No acórdão da Relação, no que importa para o objecto dos recursos de revista:

- Não se verificam as alegadas nulidades porque a linha de fundamentação da sentença quanto ao âmbito da indemnização a que a A. tem direito afastou a consideração daqueles dois valores peticionados (€ 58.685,00 e € 1.763.070,00);

- Alteração do facto 72;

- Admitindo a não cumulação de indemnização pelo interesse contratual positivo e pelo interesse contratual negativo, considera-se, porém, que, como afirma Paulo Mota Pinto, “existem rubricas do dano que podem ser comuns à indemnização correspondente ao interesse contratual negativo e ao interesse contratual positivo”;

- Entende-se que assim é, designadamente, quando estão em causa “danos especiais” resultantes do cumprimento defeituoso;

- No caso dos autos, os custos em que a A. incorreu com o diagnóstico e a execução dos trabalhos inerentes às reparações e modificações necessárias para que a Central pudesse entrar em funcionamento (em valor não apurado e até ao montante de € 4.473.973,00) incluem-se naquela classe de danos, pelo que não se verifica qualquer incompatibilidade com a consideração dos mesmos em simultâneo com os custos de financiamento, de pessoal e administrativos em que a A. incorreu desde Outubro de 2008 e até final de 2010, derivados da inactividade da Central e que não tiveram qualquer contrapartida (também em valor não apurado e até ao montante de € 2.575.433,00);

- Nega-se a pretensão da A. de condenação da 1ª R. a pagar os sobrecustos de carácter permanente até ao limite máximo de € 2.213.721,00, e respectivos juros de mora, por não estar provado o nexo de causalidade entre o incumprimento do Consórcio e tais danos;

- Nega-se a pretensão da A. de condenação da 1ª R. no pagamento da quantia de € 58.685,00, a que alude o facto provado 67;

- Nega-se também a pretensão da A. de condenação da 1ª R. no pagamento da quantia de € 1.763.070,00, correspondente a penalidades contratuais aplicadas pela A., considerando que tais penalidades por atraso no cumprimento são incompatíveis com a decisão de resolução do contrato e consequente relação de liquidação.

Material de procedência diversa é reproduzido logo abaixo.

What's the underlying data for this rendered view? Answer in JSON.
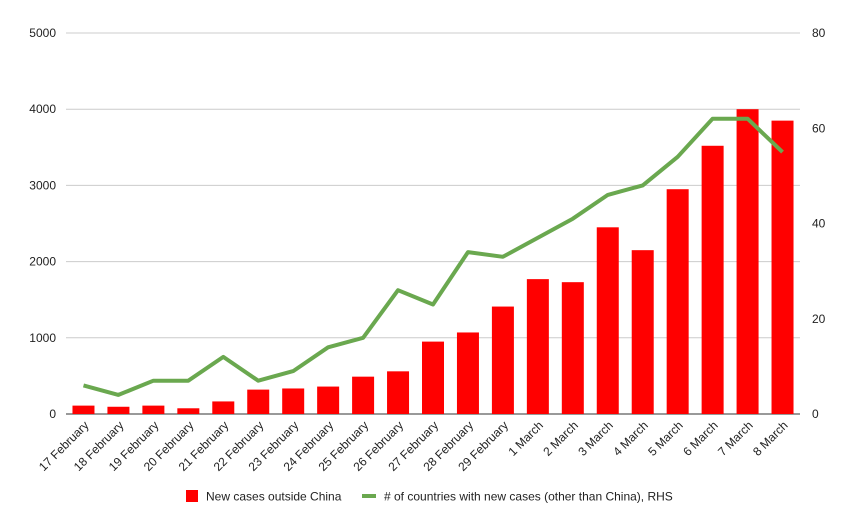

7. Como enunciado, tanto a 1ª R. como a A. impugnaram a decisão da Relação, devendo as questões suscitadas ser conhecidas pela seguinte ordem de precedência:

- Nulidade do acórdão recorrido, com fundamento no regime dos arts. 195º, nº 1 e 2, e 615º, nº 1, alínea d), do CPC, por ter alterado o ponto 72 da matéria de facto;

- (In)admissibilidade da resolução do contrato pela A. por falta de interpelação admonitória do devedor;

- Determinação das parcelas da indemnização a que a A. tem direito (aqui se incluem as demais questões objecto do recurso da R. e todas as questões objecto do recurso da A.).


8. Quanto à questão da alegada nulidade do acórdão recorrido por ter alterado o ponto 72 da matéria de facto, invoca a R. Recorrente como fundamento o regime dos arts. 195º, nº 1 e 2, e 615º, nº 1, alínea d), do CPC.

      Esclareça-se que as possíveis nulidades do acórdão se circunscrevem às hipóteses previstas nas diferentes alíneas do nº 1, do art. 615º, do CPC. Outras nulidades processuais só poderão ser apreciadas enquanto violação de norma processual (cfr. art. 674º, nº 1, alínea b), do CPC).

Compulsada a apelação da A., verifica-se ter esta impugnado o ponto 72 da matéria de facto pelo que, ao conhecer da questão, não incorreu o acórdão recorrido em excesso de pronúncia (art. 615º, nº 1, alínea d), do CPC). Conclui-se, assim, não existir nulidade do acórdão, reconduzindo-se a questão a apreciar se a decisão de alteração do facto 72 incorreu ou não em violação de norma processual.

       Vejamos o teor da fundamentação do acórdão recorrido, no que aqui releva:

“Como vimos, sustenta a apelante A. que o facto constante do ponto 2.1.1.72 dos factos provados foi incorrectamente julgado provado.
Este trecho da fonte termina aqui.